This guide describes how to configure and run High Performance LinPACK on CUDA compatible GPUs. The HPL benchmark is run ONLY on the GPUs in this guide, however then are simple steps to take in order to distribute work between both CPUs and GPUs. A CPU (x86) only version of the HPL benchmark is performed by HPCC, presented in this guide: HPCC.
HPL Calculator http://hpl-calculator.sourceforge.net/
In order to obtain optimal results, a pre-compiled binary is used. This binary has been tested with Keplar architecture Nvidia GPUs only (K20, K40 and K80). Download the latest version of the CUDA toolkit for your Linux distribution from here the Nvida site [https://developer.nvidia.com/cuda-downloads].
Note that if HPL is to be run across multiple hosts, your have two options: (1) manually install the CUDA driver on each node, (2) install the driver to a nonstandard shared directory (eg. /opt).
sudo su chmod +x cuda_x_linux_64.run ./cuda_x_linux_64.run
Select to install the driver and CUDA toolkit when prompted, the SDK examples are not required. You may also specify the installation locations if required. After the installation is complete, source the necessary paths (replacing the path if you have changed it).
export PATH=$PATH:/usr/local/cuda/bin export LD_LIBRARY_PATH=$LD_LIBRARY_PATH:/usr/local/cuda/lib64:/lib export C_INCLUDE_PATH=/usr/local/cuda/include
The HPL binary has a hard dependency on CUDA 5.5, however newer versions are compatible (tested up to CUDA 7.0). Therefore creating a symbolic link resolves the issue (correct paths and x.x version):
ln -s /usr/local/cuda/lib64/libcublas.so.x.x /usr/local/cuda/lib64/libcublas.so.5.5 ln -s /usr/local/cuda/lib64/libcudart.so.x.x /usr/local/cuda/lib64/libcudart.so.5.5
Return to your user account.
Ensure that you have an Intel compiler and MKL sourced:
source /opt/intel/bin/compilervars.sh intel64 source /opt/intel/mkl/bin/mklvars.sh intel64
As well as an up-to-date GCC and OpenMPI (compiled with ICS):
export PATH=/opt/gcc-4.9.2/bin/:$PATH export LD_LIBRARY_PATH=/opt/gcc-4.9.2/lib64:$LD_LIBRARY_PATH export LD_LIBRARY_PATH=/opt/mpc-1.0.2/lib/:/opt/mpfr-3.1.2/lib/:/opt/gmp-6.0.0/lib/:$LD_LIBRARY_PATH
export PATH=/opt/openmpi-1.8.4-intel/bin:$PATH export LD_LIBRARY_PATH=/opt/openmpi-1.8.4-intel/lib:$LD_LIBRARY_PATH
Download the source here:
tar -xf Cuda-hpl.tar.gz cd CUDAHPL
Confirm that the CUDA HPL binary, xhpl, has all its dependencies sourced:
Edit the HPL.dat file to a suitable N (problem size value) - which should to chosen to fit into the GPU's VRAM (though increasing this value further can increase performance).

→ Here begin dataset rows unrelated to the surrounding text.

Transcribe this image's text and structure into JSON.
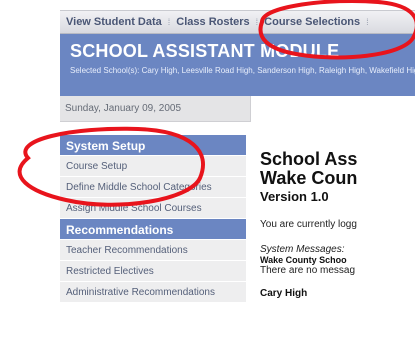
{
  "topnav": {
    "items": [
      "View Student Data",
      "Class Rosters",
      "Course Selections"
    ]
  },
  "header": {
    "title": "SCHOOL ASSISTANT MODULE",
    "schools": "Selected School(s): Cary High, Leesville Road High, Sanderson High, Raleigh High, Wakefield High"
  },
  "datebar": {
    "date": "Sunday, January 09, 2005"
  },
  "sidebar": {
    "sections": [
      {
        "header": "System Setup",
        "items": [
          "Course Setup",
          "Define Middle School Categories",
          "Assign Middle School Courses"
        ]
      },
      {
        "header": "Recommendations",
        "items": [
          "Teacher Recommendations",
          "Restricted Electives",
          "Administrative Recommendations"
        ]
      }
    ]
  },
  "main": {
    "title_line1": "School Ass",
    "title_line2": "Wake Coun",
    "version": "Version 1.0",
    "logged_in": "You are currently logg",
    "messages_label": "System Messages:",
    "messages_school": "Wake County Schoo",
    "messages_none": "There are no messag",
    "school_name": "Cary High"
  },
  "colors": {
    "accent_blue": "#6b86c2",
    "annotation_red": "#e8141c"
  }
}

Use the calculator linked above. The P and Q values should be chosen such that their product equals the number of MPI ranks (processing cores) desired, where a single GPU is considered 1 core. Q should be assigned the larger value if the values for P and Q are not equal, however attempt to keep them as close as possible (ie. P=3,Q=4 rather than P=2,Q=6). For x86 only runs, the NB value is typically chosen to be in the range of 192-256, however for GPU runs, a higher value of 892-1024 is ideal.

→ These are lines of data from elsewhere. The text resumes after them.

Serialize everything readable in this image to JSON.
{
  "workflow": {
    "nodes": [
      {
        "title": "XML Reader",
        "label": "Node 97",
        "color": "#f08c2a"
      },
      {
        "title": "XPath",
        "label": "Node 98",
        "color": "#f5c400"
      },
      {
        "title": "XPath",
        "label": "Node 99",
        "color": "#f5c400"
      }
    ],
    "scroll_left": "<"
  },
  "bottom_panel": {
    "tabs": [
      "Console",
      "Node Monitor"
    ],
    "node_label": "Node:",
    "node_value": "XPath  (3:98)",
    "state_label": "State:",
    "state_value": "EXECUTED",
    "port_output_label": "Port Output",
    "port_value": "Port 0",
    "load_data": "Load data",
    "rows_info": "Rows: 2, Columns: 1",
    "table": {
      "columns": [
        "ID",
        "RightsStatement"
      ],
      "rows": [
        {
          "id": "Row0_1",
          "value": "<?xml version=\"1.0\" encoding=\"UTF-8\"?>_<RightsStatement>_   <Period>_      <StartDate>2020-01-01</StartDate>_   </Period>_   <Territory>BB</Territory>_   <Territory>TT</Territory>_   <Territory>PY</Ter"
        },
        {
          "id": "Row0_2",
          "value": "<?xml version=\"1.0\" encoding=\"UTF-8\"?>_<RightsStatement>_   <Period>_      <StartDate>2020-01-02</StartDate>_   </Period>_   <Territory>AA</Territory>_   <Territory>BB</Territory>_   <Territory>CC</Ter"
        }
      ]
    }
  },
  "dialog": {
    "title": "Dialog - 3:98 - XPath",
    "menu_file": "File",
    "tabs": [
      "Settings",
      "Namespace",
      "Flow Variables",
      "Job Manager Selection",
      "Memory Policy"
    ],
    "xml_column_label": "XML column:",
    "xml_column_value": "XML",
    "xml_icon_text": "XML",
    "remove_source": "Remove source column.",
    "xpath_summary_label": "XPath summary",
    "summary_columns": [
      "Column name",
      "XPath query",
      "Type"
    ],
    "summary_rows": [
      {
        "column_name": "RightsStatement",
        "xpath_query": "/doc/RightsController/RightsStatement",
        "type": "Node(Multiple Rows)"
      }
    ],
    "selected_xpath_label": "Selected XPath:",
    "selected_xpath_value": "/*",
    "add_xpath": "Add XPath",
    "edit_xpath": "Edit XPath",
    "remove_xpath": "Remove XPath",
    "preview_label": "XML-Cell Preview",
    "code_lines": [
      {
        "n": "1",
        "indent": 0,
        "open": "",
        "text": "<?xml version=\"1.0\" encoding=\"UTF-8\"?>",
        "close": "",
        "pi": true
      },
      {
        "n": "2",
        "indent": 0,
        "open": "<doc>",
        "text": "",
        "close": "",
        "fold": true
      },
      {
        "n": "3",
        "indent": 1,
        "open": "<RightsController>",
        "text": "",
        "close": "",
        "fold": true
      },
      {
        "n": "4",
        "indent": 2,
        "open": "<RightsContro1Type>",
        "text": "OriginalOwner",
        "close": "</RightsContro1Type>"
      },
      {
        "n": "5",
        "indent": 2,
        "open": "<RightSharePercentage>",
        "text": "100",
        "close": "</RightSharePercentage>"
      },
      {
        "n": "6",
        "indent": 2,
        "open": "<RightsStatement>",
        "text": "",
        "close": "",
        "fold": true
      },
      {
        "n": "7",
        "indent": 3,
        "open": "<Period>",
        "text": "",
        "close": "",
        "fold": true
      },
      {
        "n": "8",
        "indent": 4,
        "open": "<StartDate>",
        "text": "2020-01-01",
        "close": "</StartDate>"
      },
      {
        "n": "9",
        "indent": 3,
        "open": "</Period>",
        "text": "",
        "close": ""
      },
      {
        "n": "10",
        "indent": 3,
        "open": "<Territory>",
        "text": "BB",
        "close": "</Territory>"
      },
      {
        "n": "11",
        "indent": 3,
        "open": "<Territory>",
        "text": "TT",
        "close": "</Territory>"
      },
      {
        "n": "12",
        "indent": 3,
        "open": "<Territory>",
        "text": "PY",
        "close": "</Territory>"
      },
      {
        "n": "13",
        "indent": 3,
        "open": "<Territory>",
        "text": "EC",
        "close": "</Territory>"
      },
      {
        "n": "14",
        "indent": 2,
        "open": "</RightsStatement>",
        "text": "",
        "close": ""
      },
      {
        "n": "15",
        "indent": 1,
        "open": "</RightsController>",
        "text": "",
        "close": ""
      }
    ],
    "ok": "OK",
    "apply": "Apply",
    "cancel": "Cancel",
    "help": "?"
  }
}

A number of scripts are included in the tarball, corresponding to the number of GPUs per host. Before running the benchmark, edit the 'CPU_CORES_PER_GPU' variable in the script. This value should be chosen such that the total number of assigned cores for all GPUs does not exceed the number of CPU cores available on the host. (ie. if the host has 16 cores and there are 2 GPUs, the CPU_CORES_PER_GPU should not be greater than 8). In practice, this value should be 5 or greater to avoid bottle-necking the GPUs.
Before running HPL, insure that the GPUs are in persistence mode and ECC is disabled.

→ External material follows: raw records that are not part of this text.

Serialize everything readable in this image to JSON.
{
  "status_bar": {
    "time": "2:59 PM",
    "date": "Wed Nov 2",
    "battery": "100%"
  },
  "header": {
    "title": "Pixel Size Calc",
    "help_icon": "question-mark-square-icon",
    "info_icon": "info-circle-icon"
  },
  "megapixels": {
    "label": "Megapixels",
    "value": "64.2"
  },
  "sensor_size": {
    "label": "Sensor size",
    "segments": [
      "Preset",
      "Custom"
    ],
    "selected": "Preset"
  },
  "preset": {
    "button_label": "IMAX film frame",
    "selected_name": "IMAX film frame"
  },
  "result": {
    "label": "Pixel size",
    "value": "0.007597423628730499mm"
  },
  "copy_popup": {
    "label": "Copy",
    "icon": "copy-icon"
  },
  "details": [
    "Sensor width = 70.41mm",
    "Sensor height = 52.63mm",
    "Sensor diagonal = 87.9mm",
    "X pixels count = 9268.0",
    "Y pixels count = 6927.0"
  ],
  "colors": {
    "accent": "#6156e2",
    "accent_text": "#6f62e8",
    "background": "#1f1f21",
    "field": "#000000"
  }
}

sudo nvidia-smi --persistence-mode=1 sudo nvidia-smi --ecc-config=0
The benchmark can then be run using this script:
mpirun -np <N> -hostfile <HF> ./run_linpack_1_gpu_per_node
In order to change the workload split between the GPUs and CPUs, the variable 'GPU_DGEMM_SPLIT' can be changed. By default it is set to 1.0 (100% GPU offload).